Word of the Week: play

I went to a presentation this week by a marketing/communications specialist. The audience was business communication specialists — mainly writers and designers.

The speaker was telling us about work he did for a group of investors. At one point he said, “It was exciting because often, mid-way through a project, there’d be a shift and, for example, it might go from a straight condo deal to a condo/hotel play.”

I’ve worked for clients in the finance industry so I’ve heard “play” used in that way — it’s sort of a hip way of describing a deal or transaction. I wondered, however, whether most of the folks in this particular audience understood the jargon.

The speaker didn’t explain the term and no one questioned him about it. I suspect people didn’t ask because they got the gist of the story (which was that he found the pace challenging and the fact that things often changed mid-stream interesting) and so they didn’t really care whether they were 100% sure of his use of the word.

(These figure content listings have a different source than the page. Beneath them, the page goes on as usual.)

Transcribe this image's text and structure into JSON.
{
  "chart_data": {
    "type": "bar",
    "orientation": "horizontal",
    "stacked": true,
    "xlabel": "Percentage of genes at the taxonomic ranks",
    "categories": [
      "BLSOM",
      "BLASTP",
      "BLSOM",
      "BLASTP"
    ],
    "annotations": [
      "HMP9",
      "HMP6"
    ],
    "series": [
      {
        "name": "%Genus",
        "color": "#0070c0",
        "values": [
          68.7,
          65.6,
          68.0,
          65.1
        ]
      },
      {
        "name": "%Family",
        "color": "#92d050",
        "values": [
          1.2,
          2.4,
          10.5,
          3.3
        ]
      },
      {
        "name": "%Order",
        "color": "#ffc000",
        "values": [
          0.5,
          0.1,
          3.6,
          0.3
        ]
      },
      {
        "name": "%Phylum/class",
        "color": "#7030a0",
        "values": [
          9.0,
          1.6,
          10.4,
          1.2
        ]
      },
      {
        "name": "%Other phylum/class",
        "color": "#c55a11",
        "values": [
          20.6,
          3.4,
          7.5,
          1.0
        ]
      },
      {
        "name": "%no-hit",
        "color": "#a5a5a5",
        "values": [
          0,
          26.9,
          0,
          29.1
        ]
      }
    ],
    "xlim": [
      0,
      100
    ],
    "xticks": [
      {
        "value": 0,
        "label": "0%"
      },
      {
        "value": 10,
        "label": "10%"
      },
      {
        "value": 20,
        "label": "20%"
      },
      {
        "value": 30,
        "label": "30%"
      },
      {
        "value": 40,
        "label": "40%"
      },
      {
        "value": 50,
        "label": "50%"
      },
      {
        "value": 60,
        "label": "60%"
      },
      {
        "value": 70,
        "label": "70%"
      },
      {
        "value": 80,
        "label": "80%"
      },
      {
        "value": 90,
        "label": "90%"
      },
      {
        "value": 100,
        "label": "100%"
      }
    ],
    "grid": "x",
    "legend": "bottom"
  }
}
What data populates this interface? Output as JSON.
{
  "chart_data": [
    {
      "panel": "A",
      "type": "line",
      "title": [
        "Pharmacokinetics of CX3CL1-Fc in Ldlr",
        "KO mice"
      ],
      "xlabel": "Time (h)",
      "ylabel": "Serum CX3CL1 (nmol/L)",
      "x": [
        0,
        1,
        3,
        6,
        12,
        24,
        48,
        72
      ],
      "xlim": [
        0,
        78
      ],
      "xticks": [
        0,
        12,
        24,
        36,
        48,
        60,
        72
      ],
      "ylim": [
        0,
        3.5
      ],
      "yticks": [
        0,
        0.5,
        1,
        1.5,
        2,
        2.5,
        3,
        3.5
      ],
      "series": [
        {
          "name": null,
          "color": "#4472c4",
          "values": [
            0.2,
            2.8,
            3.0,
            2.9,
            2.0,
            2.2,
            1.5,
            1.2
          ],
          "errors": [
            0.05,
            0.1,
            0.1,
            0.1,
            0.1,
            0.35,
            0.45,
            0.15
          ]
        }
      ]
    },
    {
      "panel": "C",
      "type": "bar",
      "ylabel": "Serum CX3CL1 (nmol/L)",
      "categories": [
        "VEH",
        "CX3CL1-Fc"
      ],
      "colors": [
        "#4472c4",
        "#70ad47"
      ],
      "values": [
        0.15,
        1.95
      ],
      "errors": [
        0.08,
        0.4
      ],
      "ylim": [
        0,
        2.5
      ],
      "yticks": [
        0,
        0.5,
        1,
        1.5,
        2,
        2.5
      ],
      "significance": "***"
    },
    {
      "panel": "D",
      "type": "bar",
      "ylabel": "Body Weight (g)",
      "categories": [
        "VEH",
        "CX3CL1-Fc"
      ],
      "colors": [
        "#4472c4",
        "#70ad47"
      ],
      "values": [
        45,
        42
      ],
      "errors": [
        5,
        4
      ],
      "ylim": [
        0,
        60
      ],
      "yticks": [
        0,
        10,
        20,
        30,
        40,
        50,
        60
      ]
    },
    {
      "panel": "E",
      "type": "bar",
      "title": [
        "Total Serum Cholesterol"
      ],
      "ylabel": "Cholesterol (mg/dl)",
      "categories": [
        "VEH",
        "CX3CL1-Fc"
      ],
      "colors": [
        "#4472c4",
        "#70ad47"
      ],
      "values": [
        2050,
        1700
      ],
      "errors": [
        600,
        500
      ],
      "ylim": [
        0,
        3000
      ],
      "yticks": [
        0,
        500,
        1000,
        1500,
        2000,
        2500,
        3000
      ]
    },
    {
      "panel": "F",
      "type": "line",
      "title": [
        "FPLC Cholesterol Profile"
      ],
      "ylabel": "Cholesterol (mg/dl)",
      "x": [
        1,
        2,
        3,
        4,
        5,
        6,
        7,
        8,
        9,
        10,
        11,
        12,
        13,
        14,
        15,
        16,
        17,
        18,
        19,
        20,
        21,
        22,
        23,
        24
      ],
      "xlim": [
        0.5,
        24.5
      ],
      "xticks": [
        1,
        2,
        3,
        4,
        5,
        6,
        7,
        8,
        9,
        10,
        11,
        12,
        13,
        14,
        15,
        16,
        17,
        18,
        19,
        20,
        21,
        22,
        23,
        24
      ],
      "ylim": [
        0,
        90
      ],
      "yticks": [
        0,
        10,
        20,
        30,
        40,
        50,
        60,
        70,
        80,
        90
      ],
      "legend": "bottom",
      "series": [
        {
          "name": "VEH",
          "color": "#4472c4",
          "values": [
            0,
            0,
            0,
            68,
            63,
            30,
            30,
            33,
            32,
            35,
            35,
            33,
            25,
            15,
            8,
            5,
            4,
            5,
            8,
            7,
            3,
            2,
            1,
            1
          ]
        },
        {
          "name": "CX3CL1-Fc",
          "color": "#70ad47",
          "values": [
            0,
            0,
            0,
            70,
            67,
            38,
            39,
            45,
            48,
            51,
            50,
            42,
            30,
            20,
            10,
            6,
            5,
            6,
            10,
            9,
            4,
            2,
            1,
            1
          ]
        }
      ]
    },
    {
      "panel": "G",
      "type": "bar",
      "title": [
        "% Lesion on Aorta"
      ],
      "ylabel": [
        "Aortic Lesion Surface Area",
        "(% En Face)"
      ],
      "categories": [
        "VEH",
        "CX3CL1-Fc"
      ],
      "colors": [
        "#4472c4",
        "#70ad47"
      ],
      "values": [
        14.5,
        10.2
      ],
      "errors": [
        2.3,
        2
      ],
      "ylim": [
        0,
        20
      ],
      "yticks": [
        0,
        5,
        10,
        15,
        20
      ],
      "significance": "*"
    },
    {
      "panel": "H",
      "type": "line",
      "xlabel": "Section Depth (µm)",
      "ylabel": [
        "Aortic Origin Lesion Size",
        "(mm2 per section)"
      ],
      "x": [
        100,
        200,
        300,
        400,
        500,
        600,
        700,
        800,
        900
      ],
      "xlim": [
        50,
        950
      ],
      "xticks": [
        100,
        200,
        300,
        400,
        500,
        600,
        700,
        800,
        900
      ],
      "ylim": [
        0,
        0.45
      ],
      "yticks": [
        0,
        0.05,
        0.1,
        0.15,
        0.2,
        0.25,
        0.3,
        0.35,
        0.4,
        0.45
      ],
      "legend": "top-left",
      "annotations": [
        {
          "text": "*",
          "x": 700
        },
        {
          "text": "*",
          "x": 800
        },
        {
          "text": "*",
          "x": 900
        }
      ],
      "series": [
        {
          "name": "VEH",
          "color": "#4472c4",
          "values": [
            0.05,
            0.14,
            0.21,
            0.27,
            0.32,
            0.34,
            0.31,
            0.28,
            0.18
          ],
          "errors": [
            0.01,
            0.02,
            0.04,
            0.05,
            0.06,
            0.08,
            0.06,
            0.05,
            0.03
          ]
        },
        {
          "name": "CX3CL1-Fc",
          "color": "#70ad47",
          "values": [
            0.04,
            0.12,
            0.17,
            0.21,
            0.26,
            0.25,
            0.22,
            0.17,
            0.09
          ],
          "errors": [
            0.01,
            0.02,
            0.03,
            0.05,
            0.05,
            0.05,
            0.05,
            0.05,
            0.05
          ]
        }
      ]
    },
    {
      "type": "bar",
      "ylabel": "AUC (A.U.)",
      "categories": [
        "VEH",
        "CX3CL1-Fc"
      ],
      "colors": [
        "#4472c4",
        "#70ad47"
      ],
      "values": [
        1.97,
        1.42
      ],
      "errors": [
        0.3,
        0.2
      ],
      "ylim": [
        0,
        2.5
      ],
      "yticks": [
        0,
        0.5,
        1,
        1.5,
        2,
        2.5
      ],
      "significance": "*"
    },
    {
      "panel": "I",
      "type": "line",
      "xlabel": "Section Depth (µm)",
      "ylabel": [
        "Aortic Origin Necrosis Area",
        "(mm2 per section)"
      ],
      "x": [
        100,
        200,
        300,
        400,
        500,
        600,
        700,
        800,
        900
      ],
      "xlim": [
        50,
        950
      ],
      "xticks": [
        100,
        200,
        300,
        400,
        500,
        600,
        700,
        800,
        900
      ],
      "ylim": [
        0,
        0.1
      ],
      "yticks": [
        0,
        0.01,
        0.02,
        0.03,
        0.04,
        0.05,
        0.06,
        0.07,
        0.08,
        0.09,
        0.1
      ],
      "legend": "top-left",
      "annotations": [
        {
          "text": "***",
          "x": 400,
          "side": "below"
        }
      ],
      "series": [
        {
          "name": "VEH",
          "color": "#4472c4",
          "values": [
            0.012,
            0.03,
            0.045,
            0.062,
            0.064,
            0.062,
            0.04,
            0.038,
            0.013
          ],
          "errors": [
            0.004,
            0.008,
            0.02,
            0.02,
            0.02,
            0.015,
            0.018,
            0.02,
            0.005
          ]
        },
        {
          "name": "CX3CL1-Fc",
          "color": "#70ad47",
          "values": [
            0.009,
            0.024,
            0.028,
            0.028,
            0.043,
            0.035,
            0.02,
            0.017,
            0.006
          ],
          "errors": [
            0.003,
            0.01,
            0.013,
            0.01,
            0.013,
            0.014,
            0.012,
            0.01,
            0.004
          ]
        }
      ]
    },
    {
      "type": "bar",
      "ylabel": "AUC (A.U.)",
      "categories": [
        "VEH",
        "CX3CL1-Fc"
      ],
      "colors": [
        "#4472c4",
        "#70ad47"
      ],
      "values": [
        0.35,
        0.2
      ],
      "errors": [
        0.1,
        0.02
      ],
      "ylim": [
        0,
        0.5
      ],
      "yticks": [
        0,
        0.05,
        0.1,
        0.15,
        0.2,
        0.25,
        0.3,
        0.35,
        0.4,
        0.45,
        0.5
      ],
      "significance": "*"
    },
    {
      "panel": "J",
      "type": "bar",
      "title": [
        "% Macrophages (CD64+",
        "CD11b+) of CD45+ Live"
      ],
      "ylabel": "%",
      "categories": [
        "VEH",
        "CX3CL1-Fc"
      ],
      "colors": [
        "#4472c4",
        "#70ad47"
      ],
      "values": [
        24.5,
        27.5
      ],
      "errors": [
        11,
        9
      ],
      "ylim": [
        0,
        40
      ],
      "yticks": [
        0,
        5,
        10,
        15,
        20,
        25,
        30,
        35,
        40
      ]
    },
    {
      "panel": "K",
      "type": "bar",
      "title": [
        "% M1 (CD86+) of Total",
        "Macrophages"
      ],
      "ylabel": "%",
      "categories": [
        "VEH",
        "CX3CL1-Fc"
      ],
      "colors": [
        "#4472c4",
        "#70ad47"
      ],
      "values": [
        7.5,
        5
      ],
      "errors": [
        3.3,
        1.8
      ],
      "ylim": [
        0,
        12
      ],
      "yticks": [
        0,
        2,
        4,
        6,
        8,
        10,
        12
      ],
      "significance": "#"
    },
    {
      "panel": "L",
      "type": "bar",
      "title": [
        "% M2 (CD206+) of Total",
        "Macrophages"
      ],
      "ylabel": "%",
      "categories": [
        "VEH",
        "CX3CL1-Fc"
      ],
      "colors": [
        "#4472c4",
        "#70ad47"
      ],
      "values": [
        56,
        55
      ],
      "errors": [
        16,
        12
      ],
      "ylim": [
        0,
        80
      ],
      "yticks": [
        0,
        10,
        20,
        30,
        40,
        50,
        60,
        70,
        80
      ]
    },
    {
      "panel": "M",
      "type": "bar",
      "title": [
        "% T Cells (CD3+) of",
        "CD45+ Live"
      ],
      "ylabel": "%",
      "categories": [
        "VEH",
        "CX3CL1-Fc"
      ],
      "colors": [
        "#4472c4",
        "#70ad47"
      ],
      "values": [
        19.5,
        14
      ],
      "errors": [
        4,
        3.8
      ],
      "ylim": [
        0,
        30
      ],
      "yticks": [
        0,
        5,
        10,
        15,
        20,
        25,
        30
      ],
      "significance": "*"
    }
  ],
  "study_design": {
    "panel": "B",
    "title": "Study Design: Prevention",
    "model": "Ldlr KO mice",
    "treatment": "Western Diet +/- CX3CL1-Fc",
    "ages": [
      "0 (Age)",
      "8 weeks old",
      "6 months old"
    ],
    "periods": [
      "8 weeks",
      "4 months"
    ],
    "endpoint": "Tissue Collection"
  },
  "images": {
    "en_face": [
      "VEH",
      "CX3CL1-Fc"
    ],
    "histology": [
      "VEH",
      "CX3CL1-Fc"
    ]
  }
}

I decided to make “play” word of the week because this story shows how a word that everyone knows can be jargon. I think it was ok for the speaker to use the jargon without defining it in this case for two reasons: because understanding the term wasn’t critical to understanding what he was talking about and because the presentation was pretty informal. But, if he had been my client and he had written the sentence in something to be given to the same audience, I’d have urged him not to use “play” because there was no reason to use jargon.